Following Ed Thigpen and Louis Hayes on the trio’s drum stool, Ray Price is a revelation. Bassist Jiri (aka George) Mraz has a deep, sonorous, defined tone—funky on his “Rock of Ages” solo and imbued with complex emotion on the slow ballads “Once Upon a Summertime” and “I Didn’t Know What Time It Was.”

Joe Henderson’s Mirror Mirror stands out not only for its all-star personnel and its impeccable sonics, but also for its place in time, or, rather, its place out of time.

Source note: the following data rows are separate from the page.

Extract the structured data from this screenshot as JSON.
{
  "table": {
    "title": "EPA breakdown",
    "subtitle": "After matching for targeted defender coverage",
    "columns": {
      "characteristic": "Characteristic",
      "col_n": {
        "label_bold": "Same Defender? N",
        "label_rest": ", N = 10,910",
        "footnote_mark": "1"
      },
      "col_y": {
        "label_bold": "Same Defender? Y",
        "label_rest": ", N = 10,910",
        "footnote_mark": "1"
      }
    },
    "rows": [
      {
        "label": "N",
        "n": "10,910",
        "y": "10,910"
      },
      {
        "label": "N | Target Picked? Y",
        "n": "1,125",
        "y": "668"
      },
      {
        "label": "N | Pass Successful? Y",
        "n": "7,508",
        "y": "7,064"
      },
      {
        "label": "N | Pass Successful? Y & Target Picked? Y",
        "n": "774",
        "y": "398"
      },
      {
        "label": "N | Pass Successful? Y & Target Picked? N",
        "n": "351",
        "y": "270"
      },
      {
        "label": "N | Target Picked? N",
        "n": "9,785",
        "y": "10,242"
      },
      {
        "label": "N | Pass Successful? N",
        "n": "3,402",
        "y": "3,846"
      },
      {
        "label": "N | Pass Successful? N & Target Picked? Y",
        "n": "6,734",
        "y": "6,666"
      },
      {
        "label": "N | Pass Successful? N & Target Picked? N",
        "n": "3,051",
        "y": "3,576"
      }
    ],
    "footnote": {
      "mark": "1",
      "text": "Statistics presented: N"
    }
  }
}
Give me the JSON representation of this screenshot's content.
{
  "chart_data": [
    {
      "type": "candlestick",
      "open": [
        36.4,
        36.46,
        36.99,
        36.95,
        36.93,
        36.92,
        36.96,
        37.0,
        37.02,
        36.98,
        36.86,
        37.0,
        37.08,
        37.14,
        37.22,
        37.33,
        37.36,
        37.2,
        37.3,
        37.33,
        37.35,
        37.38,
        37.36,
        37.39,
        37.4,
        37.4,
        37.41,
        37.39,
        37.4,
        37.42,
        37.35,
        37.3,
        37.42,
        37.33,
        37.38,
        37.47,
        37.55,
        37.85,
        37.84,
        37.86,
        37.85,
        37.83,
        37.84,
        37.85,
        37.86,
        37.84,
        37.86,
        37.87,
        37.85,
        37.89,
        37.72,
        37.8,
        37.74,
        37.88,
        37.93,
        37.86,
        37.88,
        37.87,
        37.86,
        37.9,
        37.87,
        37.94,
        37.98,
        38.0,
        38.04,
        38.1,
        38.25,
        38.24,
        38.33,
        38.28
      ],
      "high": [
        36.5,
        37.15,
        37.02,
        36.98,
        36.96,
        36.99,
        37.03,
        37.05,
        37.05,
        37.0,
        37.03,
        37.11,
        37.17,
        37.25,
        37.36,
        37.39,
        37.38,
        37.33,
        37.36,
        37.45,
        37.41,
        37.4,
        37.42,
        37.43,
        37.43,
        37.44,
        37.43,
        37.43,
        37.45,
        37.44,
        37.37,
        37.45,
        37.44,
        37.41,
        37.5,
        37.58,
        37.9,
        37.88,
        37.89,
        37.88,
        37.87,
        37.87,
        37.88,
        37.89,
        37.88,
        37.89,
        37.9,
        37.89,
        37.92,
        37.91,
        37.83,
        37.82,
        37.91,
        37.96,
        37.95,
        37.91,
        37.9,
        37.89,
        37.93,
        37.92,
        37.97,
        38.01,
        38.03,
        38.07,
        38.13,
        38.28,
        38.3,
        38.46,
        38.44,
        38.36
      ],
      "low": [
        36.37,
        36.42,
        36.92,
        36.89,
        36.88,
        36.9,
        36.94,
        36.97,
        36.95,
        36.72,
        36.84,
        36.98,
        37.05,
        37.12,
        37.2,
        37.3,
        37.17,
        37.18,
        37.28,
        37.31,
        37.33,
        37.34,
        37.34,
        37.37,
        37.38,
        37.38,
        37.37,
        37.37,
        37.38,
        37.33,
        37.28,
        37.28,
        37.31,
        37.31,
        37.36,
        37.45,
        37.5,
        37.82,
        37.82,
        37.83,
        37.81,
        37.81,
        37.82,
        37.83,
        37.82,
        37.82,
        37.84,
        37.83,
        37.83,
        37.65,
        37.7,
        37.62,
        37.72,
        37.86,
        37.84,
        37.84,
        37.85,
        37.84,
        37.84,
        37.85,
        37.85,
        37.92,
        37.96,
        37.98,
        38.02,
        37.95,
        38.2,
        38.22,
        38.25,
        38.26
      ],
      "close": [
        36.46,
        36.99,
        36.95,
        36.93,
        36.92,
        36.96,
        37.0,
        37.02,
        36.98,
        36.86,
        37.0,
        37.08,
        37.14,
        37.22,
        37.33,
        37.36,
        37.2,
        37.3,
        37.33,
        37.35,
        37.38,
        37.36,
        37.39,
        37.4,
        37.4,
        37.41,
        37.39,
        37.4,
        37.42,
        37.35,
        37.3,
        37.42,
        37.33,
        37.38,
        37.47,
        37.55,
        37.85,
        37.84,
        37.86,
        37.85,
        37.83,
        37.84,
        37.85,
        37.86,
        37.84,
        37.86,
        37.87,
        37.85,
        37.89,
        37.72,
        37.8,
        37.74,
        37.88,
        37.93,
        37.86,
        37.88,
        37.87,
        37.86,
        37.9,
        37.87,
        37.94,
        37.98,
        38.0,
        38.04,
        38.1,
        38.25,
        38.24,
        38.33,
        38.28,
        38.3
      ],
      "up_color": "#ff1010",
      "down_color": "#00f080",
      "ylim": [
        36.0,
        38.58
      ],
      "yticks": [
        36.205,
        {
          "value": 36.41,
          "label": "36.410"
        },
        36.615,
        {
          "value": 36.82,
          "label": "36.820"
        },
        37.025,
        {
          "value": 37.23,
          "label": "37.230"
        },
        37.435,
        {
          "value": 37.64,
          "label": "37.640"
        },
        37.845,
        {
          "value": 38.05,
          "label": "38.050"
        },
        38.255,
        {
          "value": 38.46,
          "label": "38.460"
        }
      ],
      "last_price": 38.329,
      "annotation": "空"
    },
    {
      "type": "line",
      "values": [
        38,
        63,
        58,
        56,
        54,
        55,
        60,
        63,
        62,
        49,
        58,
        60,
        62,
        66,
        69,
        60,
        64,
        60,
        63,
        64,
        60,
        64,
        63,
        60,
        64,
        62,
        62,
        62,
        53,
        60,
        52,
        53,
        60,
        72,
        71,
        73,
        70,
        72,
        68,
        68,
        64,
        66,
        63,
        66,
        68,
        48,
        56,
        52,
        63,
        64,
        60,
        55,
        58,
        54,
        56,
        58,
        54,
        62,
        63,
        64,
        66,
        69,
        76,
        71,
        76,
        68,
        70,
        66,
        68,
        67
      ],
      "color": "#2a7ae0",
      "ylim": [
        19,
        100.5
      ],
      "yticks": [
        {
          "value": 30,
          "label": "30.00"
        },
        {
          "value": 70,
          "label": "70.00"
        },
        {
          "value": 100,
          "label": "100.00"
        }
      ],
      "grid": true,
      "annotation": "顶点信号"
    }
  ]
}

Recorded in a transition year between a decade dominated in jazz by funk and fusion, with a strong but somewhat cordoned-off avant-garde, and one that would give rise to both smooth jazz and a neo-mainstream conservatism, the album epitomizes the way hard-bop served as a haven of inspiration and creativity for players who helped shape what had been the core of popular modern jazz. The inspiration, including that of pre-Ascension Coltrane, can be heard in the intuitive interplay that supports the abundant solos by tenor saxophonist Henderson (so finely grained and probing), pianist Chick Corea, bassist Ron Carter, and drummer Billy Higgins. The creativity is evident in both the spontaneous improvisations and the writing: Side A opens and Side B closes with absorbing Corea compositions, and in between are two by Carter, the standard “What’s New?,” and Henderson’s outward-bound “Joe’s Bolero.”